Forgetting the with‑and‑without cross‑check

Relying exclusively on the closed-form formula without validating against a with‑and‑without DCF analysis is risky.

Double‑counting the tax benefit

Applying a TAB premium and then separately adding a DTA for the same basis difference overstates value.


Criticisms & Limits

TAB is widely accepted but not without criticism:

  • Circularity concerns — TAB assumes a hypothetical market participant who values the future tax deduction in a specific formulaic way.
  • Sensitivity to discount rate assumptions — small changes in the assumed discount rate can produce meaningfully different TAB premiums.
  • Jurisdictional rule complexity and change — underlying tax rules are neither uniform nor static.
  • Market participant perspective — if potential buyers include non‑taxpayers, the TAB premium may differ or be absent.
  • Interaction with valuation premiums — whether TAB should be applied before or after other valuation adjustments is not entirely settled.

FAQ

Does TAB apply outside of M&A and purchase price allocation?

It can appear in any context requiring fair value measurement of an intangible asset where tax deductibility is relevant — including transfer pricing studies, litigation valuations, and impairment testing — but PPA in business combinations is by far its most common application.

Is TAB the same thing as a tax shield?

They’re related but not identical. A tax shield generally refers to the reduction in taxable income from any deductible expense. TAB specifically refers to the present-value premium added to an asset’s fair value because of its future amortization deductibility.

Why do some jurisdictions deny TAB entirely for certain assets?

Tax authorities in some countries take the position that certain intangibles (goodwill being the most common example) don’t have a determinable, diminishing useful life and therefore shouldn’t be eligible for a systematic tax deduction.

Can TAB ever reduce an asset’s value?

In standard practice, no — the TAB factor is always greater than or equal to 1.0.

What is the difference between the continuous and discrete TAB formula?

The continuous formula uses exponential discounting; the discrete formula uses a standard annuity present-value factor. Both converge to similar results.

How does deal structure affect TAB?

In an asset deal, the buyer typically receives a step-up in tax basis, creating the amortization deduction. In a stock deal, the buyer acquires the target’s existing tax basis, so TAB is often smaller or absent.

Is TAB applied before or after other valuation adjustments?

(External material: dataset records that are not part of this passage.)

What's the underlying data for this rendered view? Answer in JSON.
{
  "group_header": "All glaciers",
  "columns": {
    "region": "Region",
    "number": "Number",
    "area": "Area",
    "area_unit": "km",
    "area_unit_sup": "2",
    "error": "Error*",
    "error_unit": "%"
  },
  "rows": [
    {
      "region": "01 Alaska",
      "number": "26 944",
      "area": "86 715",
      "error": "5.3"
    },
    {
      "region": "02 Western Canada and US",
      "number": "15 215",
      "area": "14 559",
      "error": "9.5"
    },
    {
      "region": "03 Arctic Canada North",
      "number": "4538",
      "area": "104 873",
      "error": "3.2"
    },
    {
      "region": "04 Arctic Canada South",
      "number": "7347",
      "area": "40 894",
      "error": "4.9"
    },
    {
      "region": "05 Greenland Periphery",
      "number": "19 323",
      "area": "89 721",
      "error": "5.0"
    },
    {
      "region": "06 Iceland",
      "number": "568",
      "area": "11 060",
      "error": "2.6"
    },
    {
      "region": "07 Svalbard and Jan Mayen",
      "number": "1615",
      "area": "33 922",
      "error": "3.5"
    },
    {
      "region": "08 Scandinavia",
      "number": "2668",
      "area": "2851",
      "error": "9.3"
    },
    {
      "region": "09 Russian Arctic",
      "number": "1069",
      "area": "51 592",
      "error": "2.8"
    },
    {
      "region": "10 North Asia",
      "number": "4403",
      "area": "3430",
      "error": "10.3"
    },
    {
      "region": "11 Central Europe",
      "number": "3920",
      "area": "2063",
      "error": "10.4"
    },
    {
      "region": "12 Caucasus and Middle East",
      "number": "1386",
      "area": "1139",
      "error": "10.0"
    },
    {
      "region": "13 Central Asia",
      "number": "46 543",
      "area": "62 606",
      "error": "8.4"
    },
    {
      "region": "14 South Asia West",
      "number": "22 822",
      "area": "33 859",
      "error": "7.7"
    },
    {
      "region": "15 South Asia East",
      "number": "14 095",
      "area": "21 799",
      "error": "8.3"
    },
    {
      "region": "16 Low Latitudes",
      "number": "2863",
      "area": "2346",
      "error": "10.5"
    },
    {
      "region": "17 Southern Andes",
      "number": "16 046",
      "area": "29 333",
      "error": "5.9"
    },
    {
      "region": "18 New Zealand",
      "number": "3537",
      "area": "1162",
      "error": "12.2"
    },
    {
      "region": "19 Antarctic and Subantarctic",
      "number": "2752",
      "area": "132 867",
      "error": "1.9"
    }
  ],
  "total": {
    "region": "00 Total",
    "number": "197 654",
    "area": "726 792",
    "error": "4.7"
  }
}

Practice varies. Most commonly, TAB is applied to the pre‑TAB fair value of the intangible asset before adjustments for control premiums or lack of marketability.


Glossary

TAB Factor — the multiplier applied to a pre-TAB fair value to produce the tax-amortization-adjusted fair value.

RUL (Remaining Useful Life) — a tax treatment where the amortization period tracks the asset’s expected remaining economic life rather than a fixed statutory number.

PPA (Purchase Price Allocation) — the accounting process of allocating a business acquisition’s purchase price across the fair values of identifiable assets and liabilities.

Fair Value — under both ASC 820 and IFRS 13, the price that would be received to sell an asset in an orderly transaction between market participants.

Discount Rate (k) — the rate used to convert future cash flows into a present value.

Section 338 Election — a US tax election that allows a stock purchaser to treat the acquisition as an asset purchase for tax purposes.

Deferred Tax Asset (DTA) — a balance‑sheet item representing taxes recoverable in future periods.

With‑and‑Without Method — an alternative TAB calculation approach that compares the asset’s value with and without the tax amortization benefit.


This article explains the TAB concept and formula for general educational and reference purposes. It is not tax or legal advice. Tax amortization rules differ by jurisdiction, asset type, and transaction structure, and change over time — confirm current treatment with qualified local tax counsel before relying on any TAB figure in an actual valuation, filing, or transaction.

References: ASC 805 Business Combinations; IFRS 3 Business Combinations; IRC Section 197; ASC 820 / IFRS 13 Fair Value Measurement; and standard valuation literature on intangible asset valuation.